Rentrée littéraire d'Éric Neuhoff
Très critique vis-à-vis de la production actuelle et des conventions narratives, ce roman dépeint le milieu éditorial français à l’heure de son extrême-onction. Il est aussi empli de nostalgie : regret d’un temps révolu, tristesse de voir l’édition se soucier davantage de la rentabilité que de la qualité d’un texte, ou encore spleen du retour du même dans l’entre-soi littéraro-bourgeois.
Aux antipodes du lecteur valérien, qui se « plonge dans la vie imaginaire » et est « absorbé par ce qu’il dévore » (Propos sur la poésie), le lecteur d’Éric Neuhoff est invité à s’émanciper de la passivité. Comme le rappelait Antoine Compagnon, « la passion du livre est aussi action de le lire1 ». Et c’est à cette action qu’Éric Neuhoff souhaite confronter son lecteur en dressant le portrait du paysage littéraire contemporain. Très critique vis-à-vis de la production actuelle et des conventions narratives, il dépeint le milieu éditorial français à l’heure de son extrême-onction. Ses protagonistes, un couple d’éditeurs parisiens, apparaissent comme des figures résistantes, qui refusent l’édition en ligne, les services de presse à destination des blogueurs ou encore la publication d’autofictions. Ils s’illustrent par un refus des convenances et des systèmes de pensée, tout en admettant en faire partie et y jouer un rôle, eux aussi. Ils semblent toutefois en retrait, plus pieux, sincères et honnêtes que la plupart des personnages dépeints.

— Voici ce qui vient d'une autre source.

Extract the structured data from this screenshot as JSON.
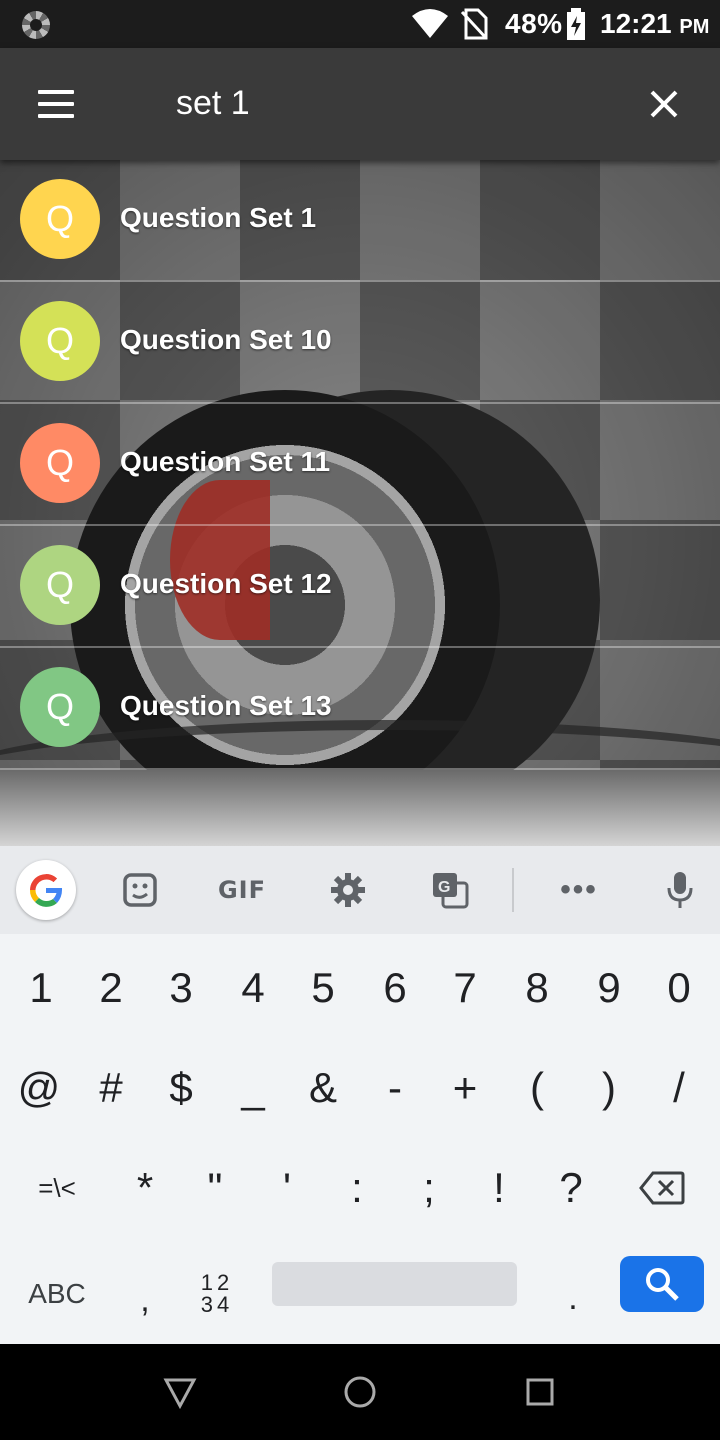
{
  "status_bar": {
    "battery_percent": "48%",
    "time": "12:21",
    "ampm": "PM"
  },
  "search_bar": {
    "query": "set 1",
    "menu_icon": "hamburger-icon",
    "close_icon": "close-icon"
  },
  "results": [
    {
      "initial": "Q",
      "title": "Question Set 1",
      "color": "#FFD54F"
    },
    {
      "initial": "Q",
      "title": "Question Set 10",
      "color": "#D4E157"
    },
    {
      "initial": "Q",
      "title": "Question Set 11",
      "color": "#FF8A65"
    },
    {
      "initial": "Q",
      "title": "Question Set 12",
      "color": "#AED581"
    },
    {
      "initial": "Q",
      "title": "Question Set 13",
      "color": "#81C784"
    }
  ],
  "keyboard": {
    "toolbar": {
      "gif_label": "GIF",
      "more_label": "•••"
    },
    "row1": [
      "1",
      "2",
      "3",
      "4",
      "5",
      "6",
      "7",
      "8",
      "9",
      "0"
    ],
    "row2": [
      "@",
      "#",
      "$",
      "_",
      "&",
      "-",
      "+",
      "(",
      ")",
      "/"
    ],
    "row3": [
      "=\\<",
      "*",
      "\"",
      "'",
      ":",
      ";",
      "!",
      "?"
    ],
    "row4": {
      "abc_label": "ABC",
      "comma": ",",
      "numpad_top": "12",
      "numpad_bottom": "34",
      "period": "."
    },
    "accent_color": "#1a73e8"
  }
}
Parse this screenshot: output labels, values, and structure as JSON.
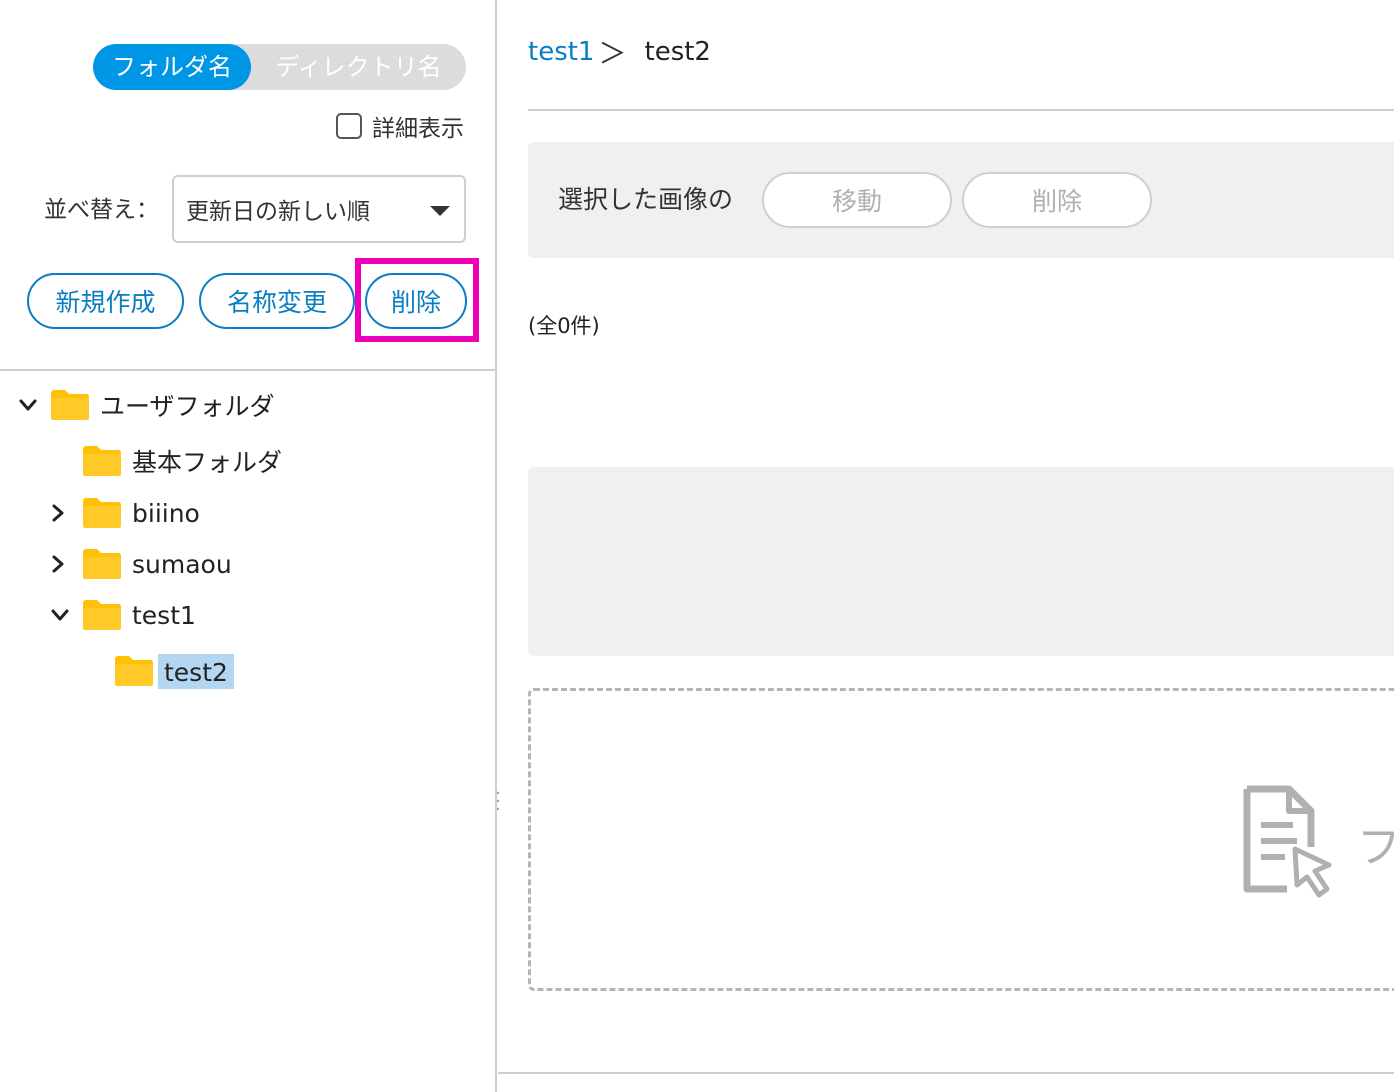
{
  "view_toggle": {
    "active_label": "フォルダ名",
    "inactive_label": "ディレクトリ名"
  },
  "detail_checkbox": {
    "label": "詳細表示",
    "checked": false
  },
  "sort": {
    "label": "並べ替え：",
    "selected": "更新日の新しい順"
  },
  "folder_actions": {
    "new_label": "新規作成",
    "rename_label": "名称変更",
    "delete_label": "削除"
  },
  "tree": {
    "items": [
      {
        "label": "ユーザフォルダ",
        "expanded": true,
        "has_children": true
      },
      {
        "label": "基本フォルダ",
        "expanded": false,
        "has_children": false
      },
      {
        "label": "biiino",
        "expanded": false,
        "has_children": true
      },
      {
        "label": "sumaou",
        "expanded": false,
        "has_children": true
      },
      {
        "label": "test1",
        "expanded": true,
        "has_children": true
      },
      {
        "label": "test2",
        "expanded": false,
        "has_children": false,
        "selected": true
      }
    ]
  },
  "breadcrumb": {
    "parent": "test1",
    "separator": "＞",
    "current": "test2"
  },
  "image_actions": {
    "label": "選択した画像の",
    "move_label": "移動",
    "delete_label": "削除"
  },
  "count_text": "(全0件)",
  "drop_zone": {
    "text_partial": "フ",
    "icon": "file-drop-icon"
  },
  "colors": {
    "accent": "#0096e6",
    "link": "#0a7dc4",
    "highlight": "#ee00bb",
    "folder": "#ffc107",
    "selection": "#b3d7f2"
  }
}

Si Rentrée littéraire est un texte critique, il est aussi empli de nostalgie : regret d’un temps révolu, tristesse de voir l’édition se soucier davantage de la rentabilité que de la qualité d’un texte, ou encore spleen du retour du même dans l’entre-soi littéraro-bourgeois. Nous retrouvons la bourgeoisie en train de dîner du côté du boulevard Saint-Germain, à la Foire du livre de Brive ou encore en rendez-vous d’affaires à Barcelone. Le ressassement, loin de toute mise en scène stéréotypée, s’inscrit dans une tentative de matérialisation littéraire de l’essoufflement du mode de vie bourgeois. Il n’est à ce titre pas anodin de retrouver de nombreux motifs liés au vieillissement ou à la mort : des décès successifs d’amis de longue date aux crânes clairsemés par les années, tout en passant par les silhouettes affaiblies.
Le septième art occupe une place essentielle dans le travail littéraire d’Éric Neuhoff. Ses descriptions, très visuelles et attentives, rappellent des mouvements de caméra. Le regard du narrateur, si peu intéressé par les soirées auxquelles il participe qu’il en devient un spectateur, se pose sur les scènes avec précision et les dynamise. En un sens, il rejoint presque l’idéal flaubertien en faisant d’un « rien » un objet d’art. Car si l’on se réfère aux pensées du narrateur autodiégétique, il se dégage de ces événements auxquels il est contraint de participer un profond vide intellectuel. Cette prise de distance lui permet de porter un regard critique et lucide sur les situations qu’il vit.
Le dernier roman d’Éric Neuhoff séduit par ses qualités de construction et son écriture à la fois fluide, précise et érudite. Il nous plonge dans le milieu littéraire parisien et loue sa féerie, sans manquer pour autant de lui restituer son lot de maux et d’artificialité.
- 1. Antoine Compagnon, Le Démon de la théorie. Littérature et sens commun, Paris, Seuil, 1998.